Ложные утверждения и их последствия

   В наших вооруженных силах (советских и нынешних) старшие командиры и начальники все время подрывают самостоятельность и инициативу подчиненных.
   Нет более ложного утверждения, что дисциплина и исполнительность несовместимы с инициативой и самостоятельностью.
   Действительно, ровная настойчивость необходима для достижения начальником исполнения его целесообразных, законных требований, то, с другой стороны, является весьма опасным впадение в крайность, при которой, постоянно замещая волю исполнителей своею собственной и добиваясь пассивного повиновения, можно совершенно заглушить их самостоятельность и инициативу.
   Это - крупная ошибка, которой многие командиры и начальники не мало грешны.
   Способность разумного выбора того, что лучше, в области как умственной, так и нравственной, развивается только тогда, когда выбирающему предоставлено известное поле для свободной деятельности.

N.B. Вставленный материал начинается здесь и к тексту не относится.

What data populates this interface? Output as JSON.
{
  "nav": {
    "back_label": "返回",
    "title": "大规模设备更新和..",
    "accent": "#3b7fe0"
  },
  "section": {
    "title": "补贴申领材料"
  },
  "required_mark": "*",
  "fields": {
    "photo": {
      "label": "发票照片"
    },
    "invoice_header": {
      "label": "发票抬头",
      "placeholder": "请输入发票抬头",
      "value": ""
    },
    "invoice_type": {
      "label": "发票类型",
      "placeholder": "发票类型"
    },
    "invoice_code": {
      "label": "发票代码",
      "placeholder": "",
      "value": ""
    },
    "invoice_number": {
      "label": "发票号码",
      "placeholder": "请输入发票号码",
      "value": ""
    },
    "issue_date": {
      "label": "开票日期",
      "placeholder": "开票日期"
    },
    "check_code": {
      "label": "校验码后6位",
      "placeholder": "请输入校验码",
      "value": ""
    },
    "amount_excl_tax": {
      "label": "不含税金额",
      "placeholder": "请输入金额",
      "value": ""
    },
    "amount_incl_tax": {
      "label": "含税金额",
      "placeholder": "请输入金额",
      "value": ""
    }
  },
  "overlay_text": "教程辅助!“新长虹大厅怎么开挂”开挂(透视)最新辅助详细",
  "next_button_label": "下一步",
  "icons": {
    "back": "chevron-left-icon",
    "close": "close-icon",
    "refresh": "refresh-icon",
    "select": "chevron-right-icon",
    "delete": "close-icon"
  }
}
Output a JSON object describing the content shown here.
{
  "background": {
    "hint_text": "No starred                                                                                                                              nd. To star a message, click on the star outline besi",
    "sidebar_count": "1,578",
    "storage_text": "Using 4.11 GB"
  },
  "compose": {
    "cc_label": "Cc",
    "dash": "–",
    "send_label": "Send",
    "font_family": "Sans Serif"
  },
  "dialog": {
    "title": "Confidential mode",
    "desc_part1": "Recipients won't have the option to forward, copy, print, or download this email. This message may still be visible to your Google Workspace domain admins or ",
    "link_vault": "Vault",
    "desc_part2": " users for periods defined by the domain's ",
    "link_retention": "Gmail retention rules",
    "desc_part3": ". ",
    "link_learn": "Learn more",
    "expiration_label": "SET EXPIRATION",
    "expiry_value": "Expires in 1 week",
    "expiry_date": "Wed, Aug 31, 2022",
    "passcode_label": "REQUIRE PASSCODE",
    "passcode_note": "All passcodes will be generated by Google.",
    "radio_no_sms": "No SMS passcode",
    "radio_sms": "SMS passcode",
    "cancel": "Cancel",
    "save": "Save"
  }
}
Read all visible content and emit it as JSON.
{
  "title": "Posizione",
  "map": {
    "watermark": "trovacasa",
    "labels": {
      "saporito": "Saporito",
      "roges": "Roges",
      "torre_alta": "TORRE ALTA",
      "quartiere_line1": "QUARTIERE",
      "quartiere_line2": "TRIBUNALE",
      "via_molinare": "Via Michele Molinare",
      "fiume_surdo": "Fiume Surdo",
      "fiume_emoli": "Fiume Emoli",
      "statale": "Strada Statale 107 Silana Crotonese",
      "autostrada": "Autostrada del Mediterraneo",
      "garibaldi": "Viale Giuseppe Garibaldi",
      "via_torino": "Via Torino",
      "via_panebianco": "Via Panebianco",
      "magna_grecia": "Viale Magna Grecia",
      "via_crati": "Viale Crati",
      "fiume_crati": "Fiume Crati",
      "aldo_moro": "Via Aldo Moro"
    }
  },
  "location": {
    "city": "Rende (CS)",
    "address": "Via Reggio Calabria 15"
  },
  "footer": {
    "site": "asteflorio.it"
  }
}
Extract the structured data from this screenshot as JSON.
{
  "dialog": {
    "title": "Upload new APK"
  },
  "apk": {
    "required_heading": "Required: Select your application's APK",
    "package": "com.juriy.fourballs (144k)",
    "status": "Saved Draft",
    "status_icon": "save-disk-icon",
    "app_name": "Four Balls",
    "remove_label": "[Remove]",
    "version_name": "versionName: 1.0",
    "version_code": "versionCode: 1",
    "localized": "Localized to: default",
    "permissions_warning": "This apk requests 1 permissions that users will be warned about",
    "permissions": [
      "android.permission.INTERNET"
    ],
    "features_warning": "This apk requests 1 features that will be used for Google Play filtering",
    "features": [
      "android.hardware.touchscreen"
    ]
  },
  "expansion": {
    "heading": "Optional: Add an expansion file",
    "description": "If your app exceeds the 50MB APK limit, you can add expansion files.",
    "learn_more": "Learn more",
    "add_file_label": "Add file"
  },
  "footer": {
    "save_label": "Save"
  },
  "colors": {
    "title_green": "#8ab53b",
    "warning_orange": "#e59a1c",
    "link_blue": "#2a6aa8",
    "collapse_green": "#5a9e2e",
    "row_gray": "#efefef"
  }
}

   В области же воли, где все основано на самостоятельных решениях, эта разумная свобода в действиях является настолько необходимым условием воспитания, что, при отсутствии или недостаточности ее, результаты этого воспитания будут как раз обратными: мы воспитываем людей безвольных.
   Психологически, этот воспитательный процесс, обращающийся на самовоспитательный, очень прост: при каждом самостоятельном, ответственном решении, если мотивом не является страх начальства, борются в душе долг и страх неудачи (иногда - страх за подчиненных); побеждая же последний и приобретая привычку побеждать его, мы тем самым непосредственно готовим себя к тому, что придется делать на войне - побеждать страх.
   Отсюда - капитальное значение, по существу, развития самостоятельности еще в мирное время, всем направлениям военной системы.
   *
   У нас же, зачастую, побеждает страх перед начальством.
   Выходит, что до сих пор многие командиры и начальники до сих пор исповедуют пропахший гнилью принцип Фридриха: "пусть пуще всего подчиненный боится палки капрала, нежели пули неприятеля"...
   Как это печально, грустно и опасно!